Reduktion von Schnittstellen als Prinzip, zentrale Datenbasis als integrales Element:

TÜV integriert Teletex in /370-Umgebung

27.01.1989

Traditionell werden in vielen Unternehmen immer noch die Verbindungen mit der Außenwelt getrennt vom DV-System über isolierte Fernschreib-Inseln Geführt. Der TÜV-Stuttgart hat jetzt eine voll Integrierte /370-Lösung auf Basis des Teletex-Dienstes realisiert. Über Konzeption, Erfahrungen und Perspektiven berichten Ulrich Wondra und Michael Kortner.

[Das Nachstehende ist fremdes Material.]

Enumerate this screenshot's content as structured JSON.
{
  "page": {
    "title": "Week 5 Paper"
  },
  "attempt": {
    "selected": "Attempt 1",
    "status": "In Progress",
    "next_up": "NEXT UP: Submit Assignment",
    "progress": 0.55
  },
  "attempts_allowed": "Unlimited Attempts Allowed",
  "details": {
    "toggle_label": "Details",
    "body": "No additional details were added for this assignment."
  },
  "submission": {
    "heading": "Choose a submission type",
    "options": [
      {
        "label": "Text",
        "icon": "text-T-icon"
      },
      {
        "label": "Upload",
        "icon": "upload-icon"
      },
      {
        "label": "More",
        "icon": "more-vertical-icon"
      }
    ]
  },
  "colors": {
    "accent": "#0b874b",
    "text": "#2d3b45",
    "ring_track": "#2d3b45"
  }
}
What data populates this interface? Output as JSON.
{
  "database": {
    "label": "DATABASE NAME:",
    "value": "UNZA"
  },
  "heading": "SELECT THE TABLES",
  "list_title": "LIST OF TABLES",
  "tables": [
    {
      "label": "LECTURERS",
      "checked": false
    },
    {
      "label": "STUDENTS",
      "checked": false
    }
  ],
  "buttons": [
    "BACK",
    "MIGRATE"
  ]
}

Bereits im Jahre 1982 wurde beim TÜV-Stuttgart mit der Realisierung eines neuen DV-Konzepts begonnen, das in seiner Zielsetzung den voraussichtlich zu erwartenden informationstechnologischen Bedarf des Unternehmens bis weit in die 90er Jahre zu umfassen versucht. Als wichtigste Strategie wird dabei die weitestgehende Integration aller Daten von der oparationalen Ebene bis zur individuellen Datenverarbeitung angestrebt.

Dieser Integrationsansatz setzt in erster Linie die Reduktion von Schnittstellen voraus. Denn jede Schnittstelle muß DV-technisch programmiert und gepflegt werden. Wir haben uns neben anderen Gesichtspunkten für ein Betriebssystem (VM/CMS) entschieden, das sowohl für die technisch-wissenschaftlichen als auch die kaufmännischen Anwendungen eingesetzt wird.

Da sich - bezogen auf den jeweiligen TÜV-Kunden - die Datenbestände für die technischen Sachverständigen und die Verwaltungsmitarbeiter deutlich überschneiden beziehungsweise ergänzen und die Gutachten wie auch die kaufmännische Bearbeitung im wesentlichen auf den gleichen technischen Ausgangsdaten aufsetzen, wurde eine zentrale Datenbasis (SQL/Data System) für alle Anwendungen als integrales Element vorgesehen.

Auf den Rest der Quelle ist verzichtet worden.